This is an important classification of computer architectures proposed in the 1960s. It is important to match the appropriate computation model to the problem being solved. The two main classifications are shown below, although many languages allow the programmer to mix these classifications and Mesham is no different.
Single Program Multiple Data
In SPMD, each process executes the same program with its own data. The benefit of SPMD is that only one set of code need be written for all processors, although this can be bloated and lacks support for optimising specific parts for specific architectures.
Multiple Program Multiple Data
In MPMD each process executes its own program and its own data. The benefit of MPMD is that it is possible to tailor the code to run efficiently on each processor and also keeps the code each processor will execute relatively small, however writing code for each processor in a large system is not practical.
The Design of Parallelism
In designing how your parallel program will exploit the advantages of parallelism there are two main ways in which the parallel aspects can be designed. The actual problem type depends on which form of parallelism is to be employed.
In data parallelism each processor will execute the same instructions, but work on different data sets. For instance, with matrix multiplication, one processor may work on one section of the matrices whilst other processors work on other sections, solving the problem parallelly. As a generalisation data parallelism, which often requires an intimate knowledge of the data and explicit parallel programming, usually results in better results.
In task parallelism the program is divided up into tasks, each of which is sent to a unique processor to solve at the same time. Commonly, task parallelism can be thought of when processors execute distinct threads, or processes, and at the time of writing it is the popular way in which operating systems will take advantage of multicore processors. Task parallelism is often easier to perform but less effective than data parallelism.
When considering both the advantages of and how to parallelise a problem, it is important to appreciate how the problem should be decomposed across multiple processors. There are two extremes of problem classification -embarrassingly parallel problems and tightly coupled problems.

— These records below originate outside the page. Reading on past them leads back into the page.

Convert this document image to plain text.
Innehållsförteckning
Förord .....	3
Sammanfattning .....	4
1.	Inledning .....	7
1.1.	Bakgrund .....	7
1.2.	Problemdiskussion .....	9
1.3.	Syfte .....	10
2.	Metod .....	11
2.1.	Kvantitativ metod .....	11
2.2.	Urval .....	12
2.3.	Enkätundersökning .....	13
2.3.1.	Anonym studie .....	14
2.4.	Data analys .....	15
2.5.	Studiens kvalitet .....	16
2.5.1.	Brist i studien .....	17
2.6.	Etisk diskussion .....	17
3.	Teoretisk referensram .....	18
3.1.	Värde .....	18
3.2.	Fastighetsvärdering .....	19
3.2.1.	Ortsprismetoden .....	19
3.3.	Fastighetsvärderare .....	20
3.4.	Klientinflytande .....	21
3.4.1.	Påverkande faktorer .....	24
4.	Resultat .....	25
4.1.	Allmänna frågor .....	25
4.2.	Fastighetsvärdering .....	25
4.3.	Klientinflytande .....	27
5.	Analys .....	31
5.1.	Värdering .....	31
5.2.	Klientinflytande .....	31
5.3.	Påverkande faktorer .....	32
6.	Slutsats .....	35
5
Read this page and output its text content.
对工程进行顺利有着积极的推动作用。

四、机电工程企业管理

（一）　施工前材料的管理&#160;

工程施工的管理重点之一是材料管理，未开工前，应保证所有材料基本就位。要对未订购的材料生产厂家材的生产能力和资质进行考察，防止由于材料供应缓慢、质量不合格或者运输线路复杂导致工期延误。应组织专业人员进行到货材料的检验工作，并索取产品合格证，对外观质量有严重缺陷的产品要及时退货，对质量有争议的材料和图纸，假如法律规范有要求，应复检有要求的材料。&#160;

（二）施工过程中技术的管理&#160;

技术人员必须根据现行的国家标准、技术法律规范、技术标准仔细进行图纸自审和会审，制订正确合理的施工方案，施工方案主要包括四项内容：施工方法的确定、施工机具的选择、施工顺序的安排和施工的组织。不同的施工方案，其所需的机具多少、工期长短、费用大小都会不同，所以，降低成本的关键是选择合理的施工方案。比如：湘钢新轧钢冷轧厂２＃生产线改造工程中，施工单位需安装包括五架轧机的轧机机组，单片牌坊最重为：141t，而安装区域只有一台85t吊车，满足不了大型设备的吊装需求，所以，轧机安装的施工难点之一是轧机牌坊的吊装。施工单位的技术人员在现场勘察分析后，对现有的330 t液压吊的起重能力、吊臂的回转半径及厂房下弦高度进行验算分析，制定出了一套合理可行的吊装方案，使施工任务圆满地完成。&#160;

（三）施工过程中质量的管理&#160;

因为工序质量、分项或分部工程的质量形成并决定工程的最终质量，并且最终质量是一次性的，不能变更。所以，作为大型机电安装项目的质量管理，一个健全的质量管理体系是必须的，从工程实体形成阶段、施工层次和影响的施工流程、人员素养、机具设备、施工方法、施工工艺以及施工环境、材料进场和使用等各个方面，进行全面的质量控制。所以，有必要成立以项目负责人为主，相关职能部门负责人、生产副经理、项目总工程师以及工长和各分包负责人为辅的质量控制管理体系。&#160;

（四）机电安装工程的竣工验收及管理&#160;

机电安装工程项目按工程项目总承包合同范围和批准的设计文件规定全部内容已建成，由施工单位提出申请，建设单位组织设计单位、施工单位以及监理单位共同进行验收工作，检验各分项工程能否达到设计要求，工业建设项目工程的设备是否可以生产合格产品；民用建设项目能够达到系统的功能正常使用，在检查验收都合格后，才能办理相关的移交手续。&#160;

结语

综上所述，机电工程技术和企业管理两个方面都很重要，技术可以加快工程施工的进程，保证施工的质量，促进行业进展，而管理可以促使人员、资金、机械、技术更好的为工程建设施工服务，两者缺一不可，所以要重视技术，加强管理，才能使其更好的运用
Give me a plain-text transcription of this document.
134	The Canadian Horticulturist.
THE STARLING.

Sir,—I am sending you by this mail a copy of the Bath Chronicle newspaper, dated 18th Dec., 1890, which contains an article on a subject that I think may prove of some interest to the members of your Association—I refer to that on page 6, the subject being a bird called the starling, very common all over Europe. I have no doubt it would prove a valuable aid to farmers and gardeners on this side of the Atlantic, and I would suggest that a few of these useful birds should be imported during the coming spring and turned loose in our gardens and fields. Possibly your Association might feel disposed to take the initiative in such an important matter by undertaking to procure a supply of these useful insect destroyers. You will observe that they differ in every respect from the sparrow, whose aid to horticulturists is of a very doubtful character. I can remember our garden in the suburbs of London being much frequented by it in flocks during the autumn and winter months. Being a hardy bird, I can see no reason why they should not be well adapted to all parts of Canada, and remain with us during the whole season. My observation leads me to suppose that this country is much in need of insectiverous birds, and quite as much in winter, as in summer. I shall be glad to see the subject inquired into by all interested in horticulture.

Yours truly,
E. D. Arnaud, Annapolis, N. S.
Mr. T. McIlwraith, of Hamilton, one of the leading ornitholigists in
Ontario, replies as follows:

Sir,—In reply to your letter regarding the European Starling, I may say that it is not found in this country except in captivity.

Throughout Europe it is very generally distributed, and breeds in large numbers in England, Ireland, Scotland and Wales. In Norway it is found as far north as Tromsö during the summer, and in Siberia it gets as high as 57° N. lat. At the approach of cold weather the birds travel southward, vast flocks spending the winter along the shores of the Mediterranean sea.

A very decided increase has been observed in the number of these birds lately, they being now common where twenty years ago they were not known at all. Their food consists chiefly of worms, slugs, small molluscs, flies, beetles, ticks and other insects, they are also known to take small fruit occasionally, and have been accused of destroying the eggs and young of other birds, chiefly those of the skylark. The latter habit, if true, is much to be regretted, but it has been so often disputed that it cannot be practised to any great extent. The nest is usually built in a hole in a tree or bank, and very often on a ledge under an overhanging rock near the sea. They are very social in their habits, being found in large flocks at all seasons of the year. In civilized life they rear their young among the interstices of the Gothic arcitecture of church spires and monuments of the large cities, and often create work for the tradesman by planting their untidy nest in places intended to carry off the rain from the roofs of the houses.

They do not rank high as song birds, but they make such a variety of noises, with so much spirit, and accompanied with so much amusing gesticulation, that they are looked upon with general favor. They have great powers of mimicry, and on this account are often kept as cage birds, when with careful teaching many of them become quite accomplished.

Embarrassingly parallel problems are those which require very little or no work to separate them into a parallel form and often there will exist no dependenciess or communication between the processors. There are numerous examples of embarrassingly parallel problems, many of which exist in the graphics world which is the reason why the employment of many core GPUs has become a popular performance boosting choice.
Tightly Coupled Problems
The other extreme is that of tightly coupled problems, where it is very difficult to parallelise the problem and, if achieved, will result in many dependencies between processors. In reality most problems sit somewhere between these two extremes.
Law of Diminishing Returns
There is a common misconception that "throwing" processors at a problem will automatically increase performance regardless of the number of processors or the problem type. This is simply not true because compared with computation, communication is a very expensive operation. There is an optimum number of processors, after which the cost of communication outweighs the saving in computation made by adding an extra processor and the performance drops. The figure below illustrates a performance vs processors graph for a typical problem. As the number of processors are increased, firstly performance improves, however, after reaching an optimum point performance will then drop off. It is not uncommon in practice for the performance on far too many processors to be very much worse than it was on one single processor!
In theory a truly embarrassingly parallel problem (with no communication between processors) will not be subject to this rule, and it will be more and more apparent as the problem type approaches that of a tightly coupled problem. The problem type, although a major consideration, is not the only factor at play in shaping the performance curve - other issues include the types of processors, connection latency and workload of the parallel cluster will cause variations to this common bell curve.